La pregunta es quién decide cómo se gobierna la universidad.

Y, sobre todo, desde dónde se toma esa decisión.

Defender la autonomía universitaria no es defender nombres propios. Es defender la posibilidad misma de que la universidad siga siendo un espacio crítico, plural y libre.

Lo demás —las edades, los cargos, las coyunturas— es circunstancial.

La autonomía, no.

Porque cuando se pierde, no se recupera con argumentos.

Se pierde con silencios.

Y cuando el silencio se impone, lo que sigue no es el orden.

Es la subordinación.

Por eso, este no es un debate menor.

Es una línea de frontera.

Posdata 1: De todas maneras se sugiere verificar a la secretaria general y demás miembros del consejo superior, los estatutos internos de la Universidad del Tolima, a efector de determinar si existe alguna disposición particular que regule la permanencia o causal de retiro forzoso de los miembros del Consejo Superior.
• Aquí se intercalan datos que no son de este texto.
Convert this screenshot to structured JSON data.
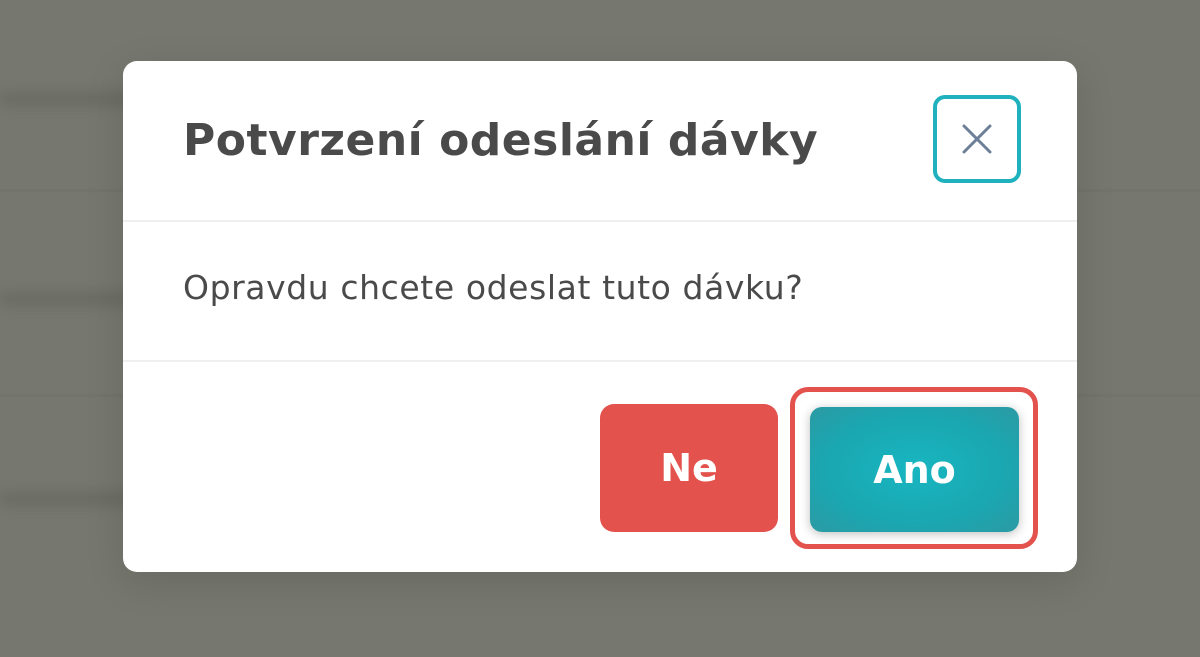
{
  "dialog": {
    "title": "Potvrzení odeslání dávky",
    "message": "Opravdu chcete odeslat tuto dávku?",
    "no_label": "Ne",
    "yes_label": "Ano",
    "close_icon": "close-icon"
  },
  "colors": {
    "overlay": "#76786f",
    "danger": "#e4524d",
    "primary": "#1aa7b1",
    "focus_ring": "#1fb1bd",
    "text": "#4a4a4a"
  }
}
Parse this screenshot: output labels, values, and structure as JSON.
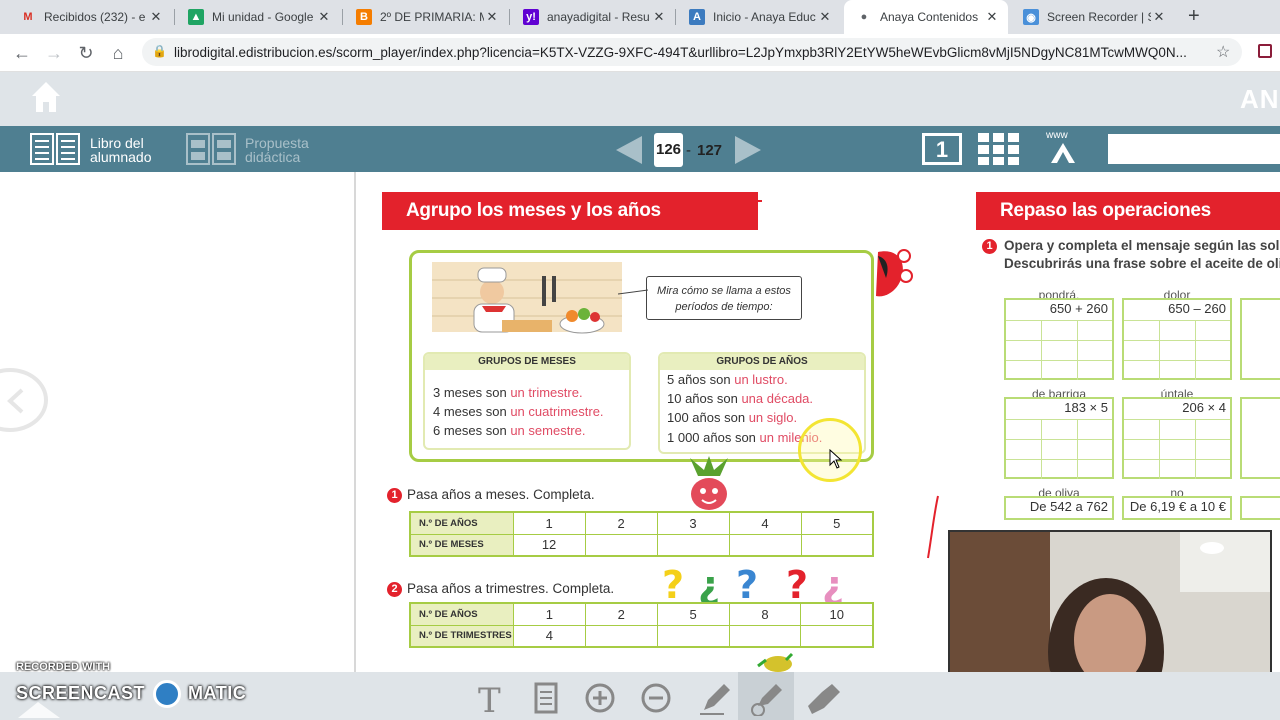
{
  "browser": {
    "tabs": [
      {
        "title": "Recibidos (232) - e",
        "icon": "gmail-icon",
        "color": "#d93025",
        "glyph": "M"
      },
      {
        "title": "Mi unidad - Google",
        "icon": "drive-icon",
        "color": "#1fa463",
        "glyph": "▲"
      },
      {
        "title": "2º DE PRIMARIA: M",
        "icon": "blogger-icon",
        "color": "#f57d00",
        "glyph": "B"
      },
      {
        "title": "anayadigital - Resu",
        "icon": "yahoo-icon",
        "color": "#6001d2",
        "glyph": "y!"
      },
      {
        "title": "Inicio - Anaya Educ",
        "icon": "anaya-icon",
        "color": "#3c7bbf",
        "glyph": "A"
      },
      {
        "title": "Anaya Contenidos",
        "icon": "globe-icon",
        "color": "#5f6368",
        "glyph": "●"
      },
      {
        "title": "Screen Recorder | S",
        "icon": "screencast-icon",
        "color": "#4a90d9",
        "glyph": "◉"
      }
    ],
    "url": "librodigital.edistribucion.es/scorm_player/index.php?licencia=K5TX-VZZG-9XFC-494T&urllibro=L2JpYmxpb3RlY2EtYW5heWEvbGlicm8vMjI5NDgyNC81MTcwMWQ0N..."
  },
  "app": {
    "brand": "AN",
    "book_label": "Libro del alumnado",
    "book_label_1": "Libro del",
    "book_label_2": "alumnado",
    "proposal_label_1": "Propuesta",
    "proposal_label_2": "didáctica",
    "page_left": "126",
    "page_sep": "-",
    "page_right": "127",
    "single_page_icon": "1",
    "www": "www"
  },
  "left_page": {
    "banner": "Agrupo los meses y los años",
    "bubble": "Mira cómo se llama a estos períodos de tiempo:",
    "months_group": {
      "title": "GRUPOS DE MESES",
      "lines": [
        {
          "pre": "3 meses son ",
          "red": "un trimestre."
        },
        {
          "pre": "4 meses son ",
          "red": "un cuatrimestre."
        },
        {
          "pre": "6 meses son ",
          "red": "un semestre."
        }
      ]
    },
    "years_group": {
      "title": "GRUPOS DE AÑOS",
      "lines": [
        {
          "pre": "5 años son ",
          "red": "un lustro."
        },
        {
          "pre": "10 años son ",
          "red": "una década."
        },
        {
          "pre": "100 años son ",
          "red": "un siglo."
        },
        {
          "pre": "1 000 años son ",
          "red": "un milenio."
        }
      ]
    },
    "exercise1": {
      "num": "1",
      "text": "Pasa años a meses. Completa.",
      "row1_label": "N.º DE AÑOS",
      "row1": [
        "1",
        "2",
        "3",
        "4",
        "5"
      ],
      "row2_label": "N.º DE MESES",
      "row2": [
        "12",
        "",
        "",
        "",
        ""
      ]
    },
    "exercise2": {
      "num": "2",
      "text": "Pasa años a trimestres. Completa.",
      "row1_label": "N.º DE AÑOS",
      "row1": [
        "1",
        "2",
        "5",
        "8",
        "10"
      ],
      "row2_label": "N.º DE TRIMESTRES",
      "row2": [
        "4",
        "",
        "",
        "",
        ""
      ]
    }
  },
  "right_page": {
    "banner": "Repaso las operaciones",
    "num": "1",
    "instr1": "Opera y completa el mensaje según las solu",
    "instr2": "Descubrirás una frase sobre el aceite de oli",
    "grids": [
      {
        "label": "pondrá.",
        "op": "650 + 260"
      },
      {
        "label": "dolor",
        "op": "650 – 260"
      },
      {
        "label": "de barriga",
        "op": "183 × 5"
      },
      {
        "label": "úntale",
        "op": "206 × 4"
      },
      {
        "label": "de oliva",
        "op": "De 542 a 762"
      },
      {
        "label": "no",
        "op": "De 6,19 € a 10 €"
      }
    ]
  },
  "recorder": {
    "line1": "RECORDED WITH",
    "line2a": "SCREENCAST",
    "line2b": "MATIC"
  }
}
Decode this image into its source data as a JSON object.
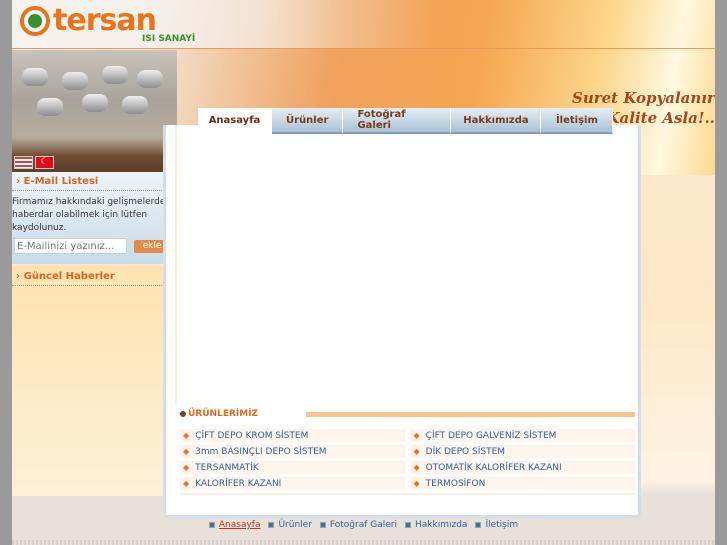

Posdata 2: El ejercicio del derecho me ha enseñado que, en una mesa donde se reúnen diez abogados, pueden surgir once interpretaciones distintas; allí radica, precisamente, la riqueza de la ciencia jurídica. Esta afirmación no pretende deslegitimar la postura aquí expuesta; por el contrario, la ubica como una más dentro de ese abanico de interpretaciones posibles.